Clive Brunskill/Getty Images
Clive Brunskill/Getty Images

Both the superstars in utero—Alexander Zverev, fresh off his first Masters title, and Nick Kyrgios, dealing with a hurt hip—drew tough first-round matchups. One flamed out while the other sailed through in straights, but the results reversed expectations: if you couldn’t identify the very frustrated arms above, they belong to Zverev, who fell to unseeded Fernando Verdasco, 6-4, 3-6, 6-4, 6-2.


Zverev met that classically vacant postgame question—what do you think made the difference today?—with a fitting response: “I played absolute shit made the difference. It’s quite simple.”

His answer undersells the talents of Verdasco, a lefty Spaniard who bludgeons forehands and has beaten most of the greats in his long, mildly disappointing career; now at age 33, he’s basically a landmine lurking in any draw, a first-round matchup you’d rather avoid. After splitting the first two sets, the umpire suspended play, and when they resumed play on Tuesday morning a markedly worse Zverev got played off the court.

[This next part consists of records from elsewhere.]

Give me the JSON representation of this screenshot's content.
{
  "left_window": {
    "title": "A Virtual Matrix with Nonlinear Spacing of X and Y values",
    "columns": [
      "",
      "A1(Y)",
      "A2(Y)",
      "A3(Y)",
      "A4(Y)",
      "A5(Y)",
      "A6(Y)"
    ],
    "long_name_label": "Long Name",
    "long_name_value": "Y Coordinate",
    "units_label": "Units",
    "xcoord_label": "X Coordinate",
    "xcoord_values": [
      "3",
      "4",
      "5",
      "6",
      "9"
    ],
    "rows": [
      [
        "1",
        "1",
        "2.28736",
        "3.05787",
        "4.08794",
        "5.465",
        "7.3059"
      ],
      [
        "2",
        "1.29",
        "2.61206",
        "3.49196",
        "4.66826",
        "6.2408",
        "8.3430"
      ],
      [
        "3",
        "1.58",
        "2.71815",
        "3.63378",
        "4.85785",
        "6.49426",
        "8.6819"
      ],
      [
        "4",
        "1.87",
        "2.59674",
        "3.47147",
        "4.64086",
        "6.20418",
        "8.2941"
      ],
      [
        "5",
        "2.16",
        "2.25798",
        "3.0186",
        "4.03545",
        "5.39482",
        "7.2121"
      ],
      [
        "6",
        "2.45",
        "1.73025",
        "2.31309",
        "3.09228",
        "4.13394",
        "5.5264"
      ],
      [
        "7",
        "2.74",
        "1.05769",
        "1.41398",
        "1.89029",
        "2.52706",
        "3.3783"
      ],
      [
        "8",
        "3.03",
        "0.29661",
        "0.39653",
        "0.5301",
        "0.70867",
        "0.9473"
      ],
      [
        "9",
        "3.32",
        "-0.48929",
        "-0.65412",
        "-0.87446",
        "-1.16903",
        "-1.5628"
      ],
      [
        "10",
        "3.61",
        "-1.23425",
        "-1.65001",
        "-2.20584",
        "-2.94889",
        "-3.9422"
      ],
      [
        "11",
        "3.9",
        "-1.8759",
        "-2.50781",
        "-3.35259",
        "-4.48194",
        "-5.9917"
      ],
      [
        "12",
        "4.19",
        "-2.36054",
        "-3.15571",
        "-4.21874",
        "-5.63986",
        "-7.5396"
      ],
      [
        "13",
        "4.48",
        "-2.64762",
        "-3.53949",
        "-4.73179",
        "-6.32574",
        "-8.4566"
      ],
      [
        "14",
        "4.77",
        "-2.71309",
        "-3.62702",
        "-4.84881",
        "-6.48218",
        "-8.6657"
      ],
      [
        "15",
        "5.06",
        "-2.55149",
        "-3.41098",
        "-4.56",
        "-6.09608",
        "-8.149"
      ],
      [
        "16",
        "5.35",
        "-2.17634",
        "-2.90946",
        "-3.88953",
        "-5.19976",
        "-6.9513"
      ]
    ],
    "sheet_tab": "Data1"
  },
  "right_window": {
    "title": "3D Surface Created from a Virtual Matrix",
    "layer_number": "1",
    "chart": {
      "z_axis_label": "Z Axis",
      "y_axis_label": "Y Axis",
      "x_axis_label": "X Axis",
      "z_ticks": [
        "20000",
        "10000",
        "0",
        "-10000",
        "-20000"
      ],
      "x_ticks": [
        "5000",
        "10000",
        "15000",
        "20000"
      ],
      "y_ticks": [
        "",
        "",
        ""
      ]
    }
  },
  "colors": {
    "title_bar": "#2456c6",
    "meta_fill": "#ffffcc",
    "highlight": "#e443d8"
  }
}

With the field as weak as it currently is, it’s tempting to get overeager about Zverev’s talents—he was among my candidates with any chance of upsetting Nadal—but revisit the surreal fact that the 20-year-old has yet to defeat a top 50 player in a best of five match. (Nick Kyrgios, meanwhile, moves onto the second round after beating the veteran Philipp Kohlscreiber 6-3, 7-6 (4), 6-3.)

Today the top Frenchman was dismissed from his home Slam. Twelfth-seeded Jo-Wilfried Tsonga, who finally seemed to be finding his feet on clay, was deflated by Renzo Olivo, a 25-year-old Argentine who had only played three other Grand Slam matches in his life. Tsonga played well when charging the net—his backhand volley in particular is a beautiful, knifing thing—but somehow couldn’t match Olivo from the baseline. This match was suspended yesterday, at the tail end of the fourth set, and this morning Tsonga lasted mere minutes before shuffling to the net in defeat.

Tsonga was a little more reserved in his post-upset remarks than Zverev. “Last week I won my first-ever clay tournament. And today I lost at the French Open. It’s the paradox of tennis,” said the 32-year-old Tsonga, after his worst run at this tournament since 2005. The French are now free to pin their hopes on Lucas Pouille, who just cleared the second round for the first time in his career, or, as always, Gael Monfils.